FIG. 3 is a schematic sectional view showing another embodiment of the thermal transfer sheet of the present invention.

FIG. 4 is a schematic sectional view showing another embodiment of the thermal transfer sheet of the present invention.

FIG. 5 is a schematic sectional view showing another embodiment of the thermal transfer sheet of the present invention.

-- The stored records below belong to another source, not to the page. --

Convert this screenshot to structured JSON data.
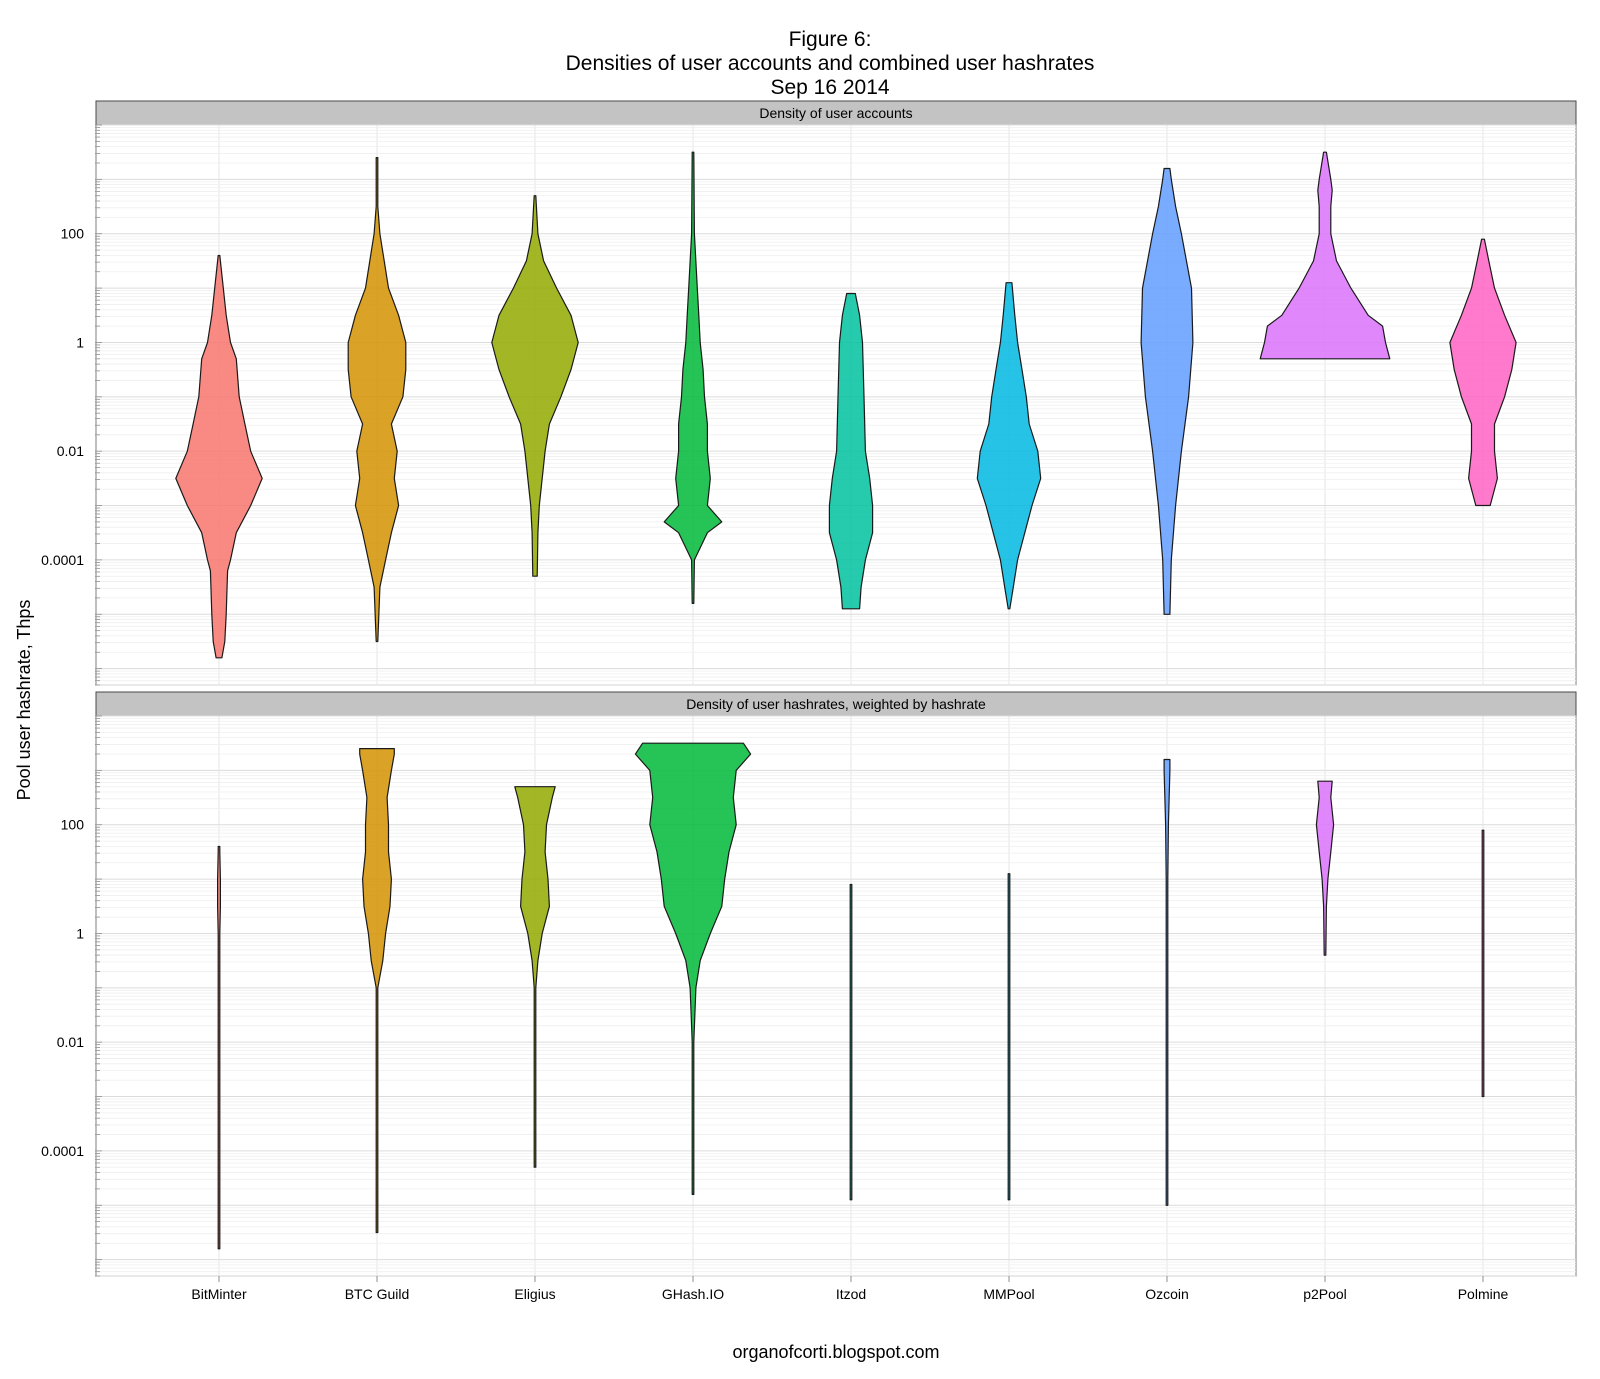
{
  "figure": {
    "title_lines": [
      "Figure 6:",
      "Densities of user accounts and combined user hashrates",
      "Sep 16 2014"
    ],
    "ylabel": "Pool user hashrate, Thps",
    "caption": "organofcorti.blogspot.com"
  },
  "chart_data": [
    {
      "type": "violin",
      "panel_title": "Density of user accounts",
      "categories": [
        "BitMinter",
        "BTC Guild",
        "Eligius",
        "GHash.IO",
        "Itzod",
        "MMPool",
        "Ozcoin",
        "p2Pool",
        "Polmine"
      ],
      "colors": [
        "#f8766d",
        "#d39200",
        "#93aa00",
        "#00ba38",
        "#00c19f",
        "#00b9e3",
        "#619cff",
        "#db72fb",
        "#ff61c3"
      ],
      "y_scale": "log10",
      "ylim": [
        5e-07,
        10000
      ],
      "y_ticks": [
        0.0001,
        0.01,
        1,
        100
      ],
      "y_tick_labels": [
        "0.0001",
        "0.01",
        "1",
        "100"
      ],
      "grid": true,
      "violins": [
        {
          "name": "BitMinter",
          "profile": [
            [
              -5.8,
              0.02
            ],
            [
              -5.5,
              0.04
            ],
            [
              -5,
              0.05
            ],
            [
              -4.2,
              0.06
            ],
            [
              -4,
              0.08
            ],
            [
              -3.5,
              0.12
            ],
            [
              -3,
              0.22
            ],
            [
              -2.5,
              0.3
            ],
            [
              -2,
              0.22
            ],
            [
              -1.5,
              0.18
            ],
            [
              -1,
              0.14
            ],
            [
              -0.3,
              0.12
            ],
            [
              0,
              0.08
            ],
            [
              0.5,
              0.05
            ],
            [
              1,
              0.03
            ],
            [
              1.6,
              0.005
            ]
          ]
        },
        {
          "name": "BTC Guild",
          "profile": [
            [
              -5.5,
              0.005
            ],
            [
              -4.5,
              0.02
            ],
            [
              -4,
              0.06
            ],
            [
              -3.5,
              0.1
            ],
            [
              -3,
              0.15
            ],
            [
              -2.5,
              0.12
            ],
            [
              -2,
              0.14
            ],
            [
              -1.5,
              0.1
            ],
            [
              -1,
              0.18
            ],
            [
              -0.5,
              0.2
            ],
            [
              0,
              0.2
            ],
            [
              0.5,
              0.15
            ],
            [
              1,
              0.08
            ],
            [
              1.5,
              0.05
            ],
            [
              2,
              0.02
            ],
            [
              2.5,
              0.005
            ],
            [
              3.4,
              0.003
            ]
          ]
        },
        {
          "name": "Eligius",
          "profile": [
            [
              -4.3,
              0.015
            ],
            [
              -3.5,
              0.02
            ],
            [
              -3,
              0.03
            ],
            [
              -2.5,
              0.05
            ],
            [
              -2,
              0.07
            ],
            [
              -1.5,
              0.1
            ],
            [
              -1,
              0.18
            ],
            [
              -0.5,
              0.25
            ],
            [
              0,
              0.3
            ],
            [
              0.5,
              0.25
            ],
            [
              1,
              0.15
            ],
            [
              1.5,
              0.06
            ],
            [
              2,
              0.02
            ],
            [
              2.7,
              0.005
            ]
          ]
        },
        {
          "name": "GHash.IO",
          "profile": [
            [
              -4.8,
              0.005
            ],
            [
              -4,
              0.01
            ],
            [
              -3.5,
              0.1
            ],
            [
              -3.3,
              0.2
            ],
            [
              -3,
              0.1
            ],
            [
              -2.5,
              0.12
            ],
            [
              -2,
              0.1
            ],
            [
              -1.5,
              0.1
            ],
            [
              -1,
              0.08
            ],
            [
              -0.5,
              0.07
            ],
            [
              0,
              0.05
            ],
            [
              0.5,
              0.04
            ],
            [
              1,
              0.03
            ],
            [
              2,
              0.01
            ],
            [
              3.5,
              0.003
            ]
          ]
        },
        {
          "name": "Itzod",
          "profile": [
            [
              -4.9,
              0.06
            ],
            [
              -4.5,
              0.07
            ],
            [
              -4,
              0.1
            ],
            [
              -3.5,
              0.15
            ],
            [
              -3,
              0.15
            ],
            [
              -2.5,
              0.13
            ],
            [
              -2,
              0.1
            ],
            [
              -1,
              0.09
            ],
            [
              0,
              0.08
            ],
            [
              0.5,
              0.06
            ],
            [
              0.9,
              0.03
            ]
          ]
        },
        {
          "name": "MMPool",
          "profile": [
            [
              -4.9,
              0.005
            ],
            [
              -4.5,
              0.03
            ],
            [
              -4,
              0.06
            ],
            [
              -3.5,
              0.11
            ],
            [
              -3,
              0.16
            ],
            [
              -2.5,
              0.22
            ],
            [
              -2,
              0.2
            ],
            [
              -1.5,
              0.14
            ],
            [
              -1,
              0.12
            ],
            [
              -0.5,
              0.09
            ],
            [
              0,
              0.06
            ],
            [
              0.5,
              0.04
            ],
            [
              1.1,
              0.02
            ]
          ]
        },
        {
          "name": "Ozcoin",
          "profile": [
            [
              -5,
              0.02
            ],
            [
              -4,
              0.03
            ],
            [
              -3,
              0.06
            ],
            [
              -2,
              0.1
            ],
            [
              -1,
              0.15
            ],
            [
              0,
              0.18
            ],
            [
              1,
              0.17
            ],
            [
              2,
              0.1
            ],
            [
              2.5,
              0.06
            ],
            [
              3,
              0.03
            ],
            [
              3.2,
              0.02
            ]
          ]
        },
        {
          "name": "p2Pool",
          "profile": [
            [
              -0.3,
              0.45
            ],
            [
              0,
              0.42
            ],
            [
              0.3,
              0.4
            ],
            [
              0.5,
              0.3
            ],
            [
              1,
              0.18
            ],
            [
              1.5,
              0.08
            ],
            [
              2,
              0.04
            ],
            [
              2.5,
              0.04
            ],
            [
              3,
              0.04
            ],
            [
              2.8,
              0.05
            ],
            [
              3.5,
              0.01
            ]
          ]
        },
        {
          "name": "Polmine",
          "profile": [
            [
              -3,
              0.05
            ],
            [
              -2.5,
              0.1
            ],
            [
              -2,
              0.08
            ],
            [
              -1.5,
              0.08
            ],
            [
              -1,
              0.15
            ],
            [
              -0.5,
              0.2
            ],
            [
              0,
              0.23
            ],
            [
              0.5,
              0.15
            ],
            [
              1,
              0.08
            ],
            [
              1.5,
              0.04
            ],
            [
              1.9,
              0.01
            ]
          ]
        }
      ]
    },
    {
      "type": "violin",
      "panel_title": "Density of user hashrates, weighted by hashrate",
      "categories": [
        "BitMinter",
        "BTC Guild",
        "Eligius",
        "GHash.IO",
        "Itzod",
        "MMPool",
        "Ozcoin",
        "p2Pool",
        "Polmine"
      ],
      "colors": [
        "#f8766d",
        "#d39200",
        "#93aa00",
        "#00ba38",
        "#00c19f",
        "#00b9e3",
        "#619cff",
        "#db72fb",
        "#ff61c3"
      ],
      "y_scale": "log10",
      "ylim": [
        5e-07,
        10000
      ],
      "y_ticks": [
        0.0001,
        0.01,
        1,
        100
      ],
      "y_tick_labels": [
        "0.0001",
        "0.01",
        "1",
        "100"
      ],
      "grid": true,
      "violins": [
        {
          "name": "BitMinter",
          "profile": [
            [
              -5.8,
              0.001
            ],
            [
              0,
              0.002
            ],
            [
              0.5,
              0.01
            ],
            [
              1,
              0.01
            ],
            [
              1.5,
              0.005
            ],
            [
              1.6,
              0.002
            ]
          ]
        },
        {
          "name": "BTC Guild",
          "profile": [
            [
              -5.5,
              0.001
            ],
            [
              -1,
              0.002
            ],
            [
              -0.5,
              0.04
            ],
            [
              0,
              0.06
            ],
            [
              0.5,
              0.09
            ],
            [
              1,
              0.1
            ],
            [
              1.5,
              0.08
            ],
            [
              2,
              0.08
            ],
            [
              2.5,
              0.07
            ],
            [
              3,
              0.1
            ],
            [
              3.3,
              0.12
            ],
            [
              3.4,
              0.12
            ]
          ]
        },
        {
          "name": "Eligius",
          "profile": [
            [
              -4.3,
              0.001
            ],
            [
              -1,
              0.002
            ],
            [
              -0.5,
              0.02
            ],
            [
              0,
              0.05
            ],
            [
              0.5,
              0.1
            ],
            [
              1,
              0.09
            ],
            [
              1.5,
              0.07
            ],
            [
              2,
              0.08
            ],
            [
              2.5,
              0.12
            ],
            [
              2.7,
              0.14
            ]
          ]
        },
        {
          "name": "GHash.IO",
          "profile": [
            [
              -4.8,
              0.001
            ],
            [
              -2,
              0.004
            ],
            [
              -1,
              0.02
            ],
            [
              -0.5,
              0.05
            ],
            [
              0,
              0.12
            ],
            [
              0.5,
              0.2
            ],
            [
              1,
              0.22
            ],
            [
              1.5,
              0.25
            ],
            [
              2,
              0.3
            ],
            [
              2.5,
              0.28
            ],
            [
              3,
              0.3
            ],
            [
              3.3,
              0.4
            ],
            [
              3.5,
              0.35
            ]
          ]
        },
        {
          "name": "Itzod",
          "profile": [
            [
              -4.9,
              0.002
            ],
            [
              0.9,
              0.002
            ]
          ]
        },
        {
          "name": "MMPool",
          "profile": [
            [
              -4.9,
              0.002
            ],
            [
              1.1,
              0.002
            ]
          ]
        },
        {
          "name": "Ozcoin",
          "profile": [
            [
              -5,
              0.002
            ],
            [
              1,
              0.004
            ],
            [
              2,
              0.01
            ],
            [
              3,
              0.02
            ],
            [
              3.2,
              0.02
            ]
          ]
        },
        {
          "name": "p2Pool",
          "profile": [
            [
              -0.4,
              0.005
            ],
            [
              0.5,
              0.01
            ],
            [
              1,
              0.02
            ],
            [
              1.5,
              0.04
            ],
            [
              2,
              0.06
            ],
            [
              2.5,
              0.04
            ],
            [
              2.8,
              0.05
            ]
          ]
        },
        {
          "name": "Polmine",
          "profile": [
            [
              -3,
              0.002
            ],
            [
              0.5,
              0.004
            ],
            [
              1.5,
              0.003
            ],
            [
              1.9,
              0.002
            ]
          ]
        }
      ]
    }
  ]
}
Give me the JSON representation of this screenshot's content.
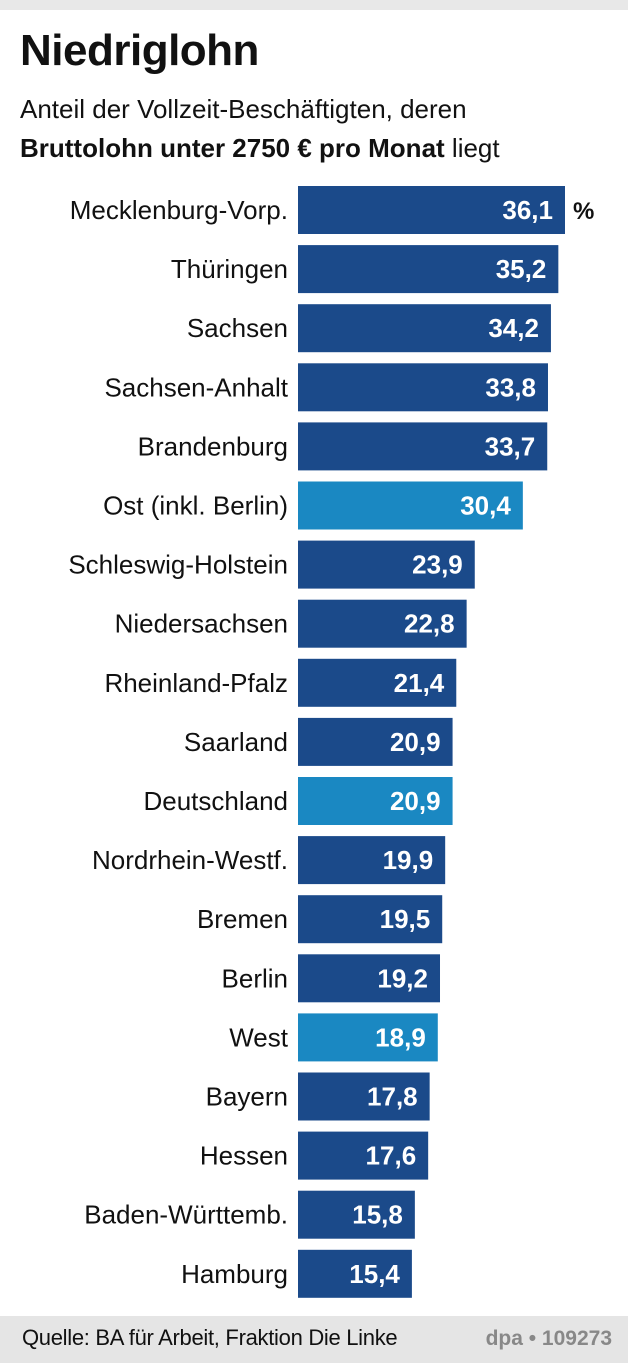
{
  "title": "Niedriglohn",
  "subtitle_line1": "Anteil der Vollzeit-Beschäftigten, deren",
  "subtitle_bold": "Bruttolohn unter 2750 € pro Monat",
  "subtitle_tail": " liegt",
  "source": "Quelle: BA für Arbeit, Fraktion Die Linke",
  "credit": "dpa • 109273",
  "colors": {
    "state": "#1b4a8a",
    "aggregate": "#1a88c2"
  },
  "chart_data": {
    "type": "bar",
    "orientation": "horizontal",
    "unit": "%",
    "xlim": [
      0,
      36.1
    ],
    "categories": [
      "Mecklenburg-Vorp.",
      "Thüringen",
      "Sachsen",
      "Sachsen-Anhalt",
      "Brandenburg",
      "Ost (inkl. Berlin)",
      "Schleswig-Holstein",
      "Niedersachsen",
      "Rheinland-Pfalz",
      "Saarland",
      "Deutschland",
      "Nordrhein-Westf.",
      "Bremen",
      "Berlin",
      "West",
      "Bayern",
      "Hessen",
      "Baden-Württemb.",
      "Hamburg"
    ],
    "values": [
      36.1,
      35.2,
      34.2,
      33.8,
      33.7,
      30.4,
      23.9,
      22.8,
      21.4,
      20.9,
      20.9,
      19.9,
      19.5,
      19.2,
      18.9,
      17.8,
      17.6,
      15.8,
      15.4
    ],
    "labels": [
      "36,1",
      "35,2",
      "34,2",
      "33,8",
      "33,7",
      "30,4",
      "23,9",
      "22,8",
      "21,4",
      "20,9",
      "20,9",
      "19,9",
      "19,5",
      "19,2",
      "18,9",
      "17,8",
      "17,6",
      "15,8",
      "15,4"
    ],
    "aggregate": [
      false,
      false,
      false,
      false,
      false,
      true,
      false,
      false,
      false,
      false,
      true,
      false,
      false,
      false,
      true,
      false,
      false,
      false,
      false
    ]
  }
}
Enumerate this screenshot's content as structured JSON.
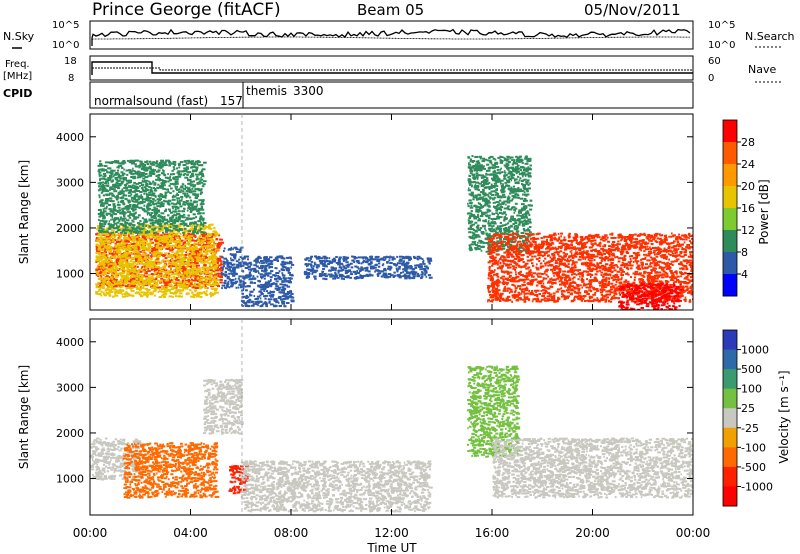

FIG. 6 is a schematic cross-sectional view illustrating an example of a print of the present invention.

[Explanation of symbols]

 1, 1 ', 11, 11' ... thermal transfer sheet 2, 12 ... base sheet 3, 13, 23 ... thermal transferable protective layer 4, 14, 24 ... protective layer 5, 15, 25 ... adhesive layer 16 ... primer layer 7 , 17, 27 ... Back layer 8, 18 ... Release layer 28 (28Y, 28M, 28C, 28B) ... Dye layer 31 ... Printed matter 32 ... Image receiving sheet 33 ... Image 34 ... Protective layer 35 ... Adhesive layer 36 ... Water absorbing layer

Of the front page Continued (51) Int.Cl. ⁷ identification mark FI theme Court Bu (Reference) B41M 5/40 B41M 5/26 101B B F term (reference) 2C068 AA06 AA22 BB25 BB27 BB33 BD15 BD23 2H111 AA26 AA27 AA52 BA11 BA32 BA53 BA61

Claims (8)

[Claims] 1. A heat transferable protective layer is provided on at least a part of one surface of a substrate sheet so as to be peelable, and the heat transferable protective layer has a water absorbing layer and an adhesive layer laminated in this order from the substrate sheet side. Wherein the water-absorbing layer is mainly composed of a mixture of polyvinyl alcohol, spherical fine silica powder and colloidal silica. 2. The spherical fine powdered silica is contained in an amount of 5 to 500 parts by weight based on 100 parts by weight of polyvinyl alcohol, and the colloidal silica is added in an amount of 50 to 1000 parts by weight based on 100 parts by weight of polyvinyl alcohol. The thermal transfer sheet according to claim 1, wherein: 3. The heat transferable protective layer comprises a primer layer between the water absorbing layer and the adhesive layer, wherein the primer layer comprises polyvinyl pyrrolidone, a water-soluble polyester resin, an alkyl vinyl ether resin, a maleic acid copolymer resin, The thermal transfer sheet according to claim 1, wherein the thermal transfer sheet contains at least one of a cellulosic resin and a water-soluble alkyd resin. 4. The adhesive layer according to claim 1, wherein the adhesive layer contains at least one of an ultraviolet absorbing resin, an acrylic resin, a vinyl chloride-vinyl acetate copolymer resin, an epoxy resin, a polyester resin, and a polycarbonate resin. The thermal transfer sheet according to any one of claims 1 to 3. 5. The transmittance of the heat transferable protective layer is determined by
4 by Shimadzu Spectrophotometer UV-3100PC
The thermal transfer sheet according to any one of claims 1 to 4, wherein the ratio is 6% or more in a measurement in a 00 nm wavelength region. 6. A heat-sublimable color material layer and / or a heat-meltable color material layer are provided in a region other than a region where the heat transferable protective layer is formed on the base sheet in a plane-sequential manner. The thermal transfer sheet according to claim 1. 7. A base material, an image formed on at least one surface of the base material by a thermal transfer method, and a protective layer provided so as to cover at least a part of the image. A print, wherein a thermal transferable protective layer is formed by transfer using the thermal transfer sheet according to any one of claims 1 to 6. 8. The printed matter according to claim 7, wherein an aqueous ink is imprinted on the protective layer of the printed matter.